Mémoire des luttes : la marche de 1983 (Youcef Sekimi)
30 Août 2015 , Rédigé par Repères anti-racistes Publié dans #FUIQP, #Racisme
J’ai rejoint la Marche à Feyzin par un concours de circonstances. Je n’ai eu pas le même itinéraire que mon collègue Farid. Outre qu’il est resté algérien, et que je suis français,. j’étais loin d’avoir le même parcours militant que lui quand j’ai rejoint la Marche !
Je parlais de concours de circonstances : pour moi le point de départ, c’est un problème qui s’est passé dans le quartier : le frère de mon ami a été canardé par son voisin avec un fusil 22 long rifle. Il a eu la chance de n’être que blessé au niveau de la jambe et de s’en sortir. Lorsqu’il a voulu aller porter plainte au commissariat, on l’a mis dehors en prétextant qu’il n’était qu’un délinquant et qu’il n’avait pas à porter plainte.
C’était tout près d’ici, à Firminy, dans la vallée de l’Ondaine, une vallée industrielle ou plutôt anciennement industrielle puisque tout a été démantelé. Une grosse entreprise –Creusot-Loire- était implantée là et autour d’elle les cités bien évidemment.
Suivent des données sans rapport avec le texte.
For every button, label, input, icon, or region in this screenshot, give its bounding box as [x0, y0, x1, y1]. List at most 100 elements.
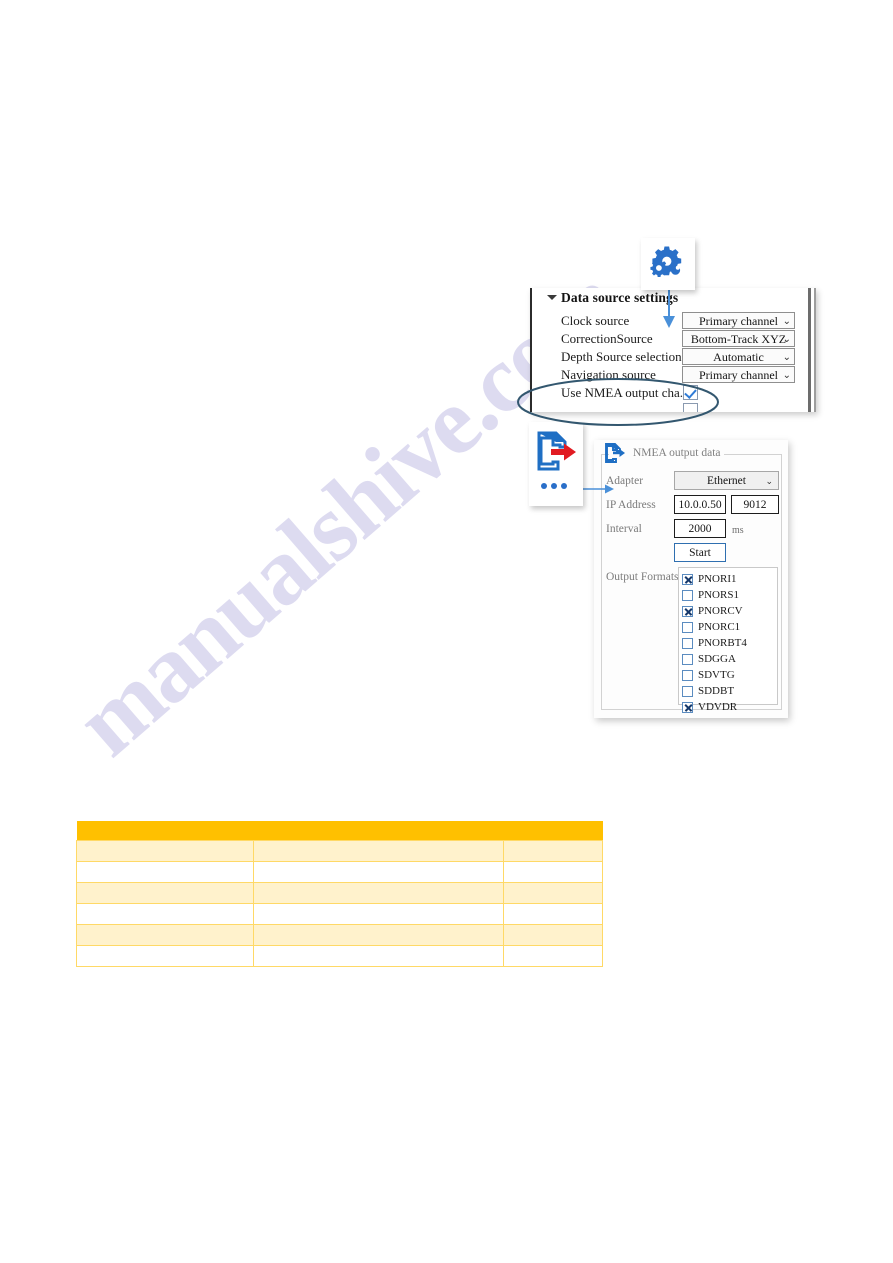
table-row	[76, 924, 603, 946]
table-cell	[76, 840, 254, 862]
navigation-source-label: Navigation source	[561, 367, 656, 382]
table-row	[76, 882, 603, 904]
document-export-icon	[537, 431, 576, 471]
format-item-sdgga[interactable]: SDGGA	[682, 651, 777, 667]
format-checkbox-pnors1[interactable]	[682, 589, 693, 601]
table-header-cell-1	[76, 821, 254, 841]
table-row	[76, 840, 603, 862]
correction-source-label: CorrectionSource	[561, 331, 653, 346]
table-cell	[503, 882, 603, 904]
adapter-dropdown[interactable]: Ethernet ⌄	[674, 471, 779, 490]
setting-row-correction-source: CorrectionSource Bottom-Track XYZ ⌄	[532, 330, 816, 349]
setting-row-use-nmea-output-channel: Use NMEA output cha...	[532, 385, 816, 403]
chevron-down-icon: ⌄	[782, 316, 791, 327]
adapter-value: Ethernet	[707, 475, 746, 487]
table-row	[76, 945, 603, 967]
use-nmea-output-channel-checkbox[interactable]	[683, 385, 698, 400]
table-cell	[76, 945, 254, 967]
format-label-pnors1: PNORS1	[698, 589, 739, 601]
format-item-vdvdr[interactable]: VDVDR	[682, 699, 777, 715]
table-cell	[76, 861, 254, 883]
format-item-pnori1[interactable]: PNORI1	[682, 571, 777, 587]
table-cell	[503, 945, 603, 967]
nmea-document-export-icon	[605, 443, 625, 463]
format-checkbox-sdvtg[interactable]	[682, 669, 693, 681]
format-item-sddbt[interactable]: SDDBT	[682, 683, 777, 699]
format-label-vdvdr: VDVDR	[698, 701, 738, 713]
chevron-down-icon: ⌄	[782, 370, 791, 381]
ip-address-input[interactable]: 10.0.0.50	[674, 495, 726, 514]
format-label-pnorc1: PNORC1	[698, 621, 741, 633]
format-checkbox-vdvdr[interactable]	[682, 701, 693, 713]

Ne pas attendre d’être touché pour réagir
Comme c’est aujourd’hui encore le cas pour les violences policières et les crimes sécuritaires, il faut être touché pour pouvoir réagir. Il faut chaque fois être mis dans de pareilles situations aussi dramatiques pour s’engager dans le militantisme antiraciste et cela a été mon cas.
Fait du hasard, deux jours plus tard, dans un local, on a vu une affiche : une charentaise et une babouche se côtoyaient; marchant ensemble, son intitulé « Marche pour l’Egalité et contre le Racisme ». Ca nous a parlé directement .
Cette marche passait à Feyzin, on y est allés et on a rencontré les jeunes des Minguettes : Toumi, Djamel et bien entendu Farid. Immédiatement, on s’est sentis mobilisés pour marcher, d’abord de Feyzin aux Minguettes. On a rencontré beaucoup de jeunes comme nous, on a discuté et lorsqu’on a senti que les gens étaient tous concernés par ce problème énorme du racisme et des crimes racistes, que beaucoup étaient motivés pour aller jusqu’à Paris, avec le copain de Firminy qui m’accompagnait, on a décidé de continuer. Cela nous concernait, il fallait qu’on soit solidaires, et que l’on apporte notre pierre à ce mouvement-là.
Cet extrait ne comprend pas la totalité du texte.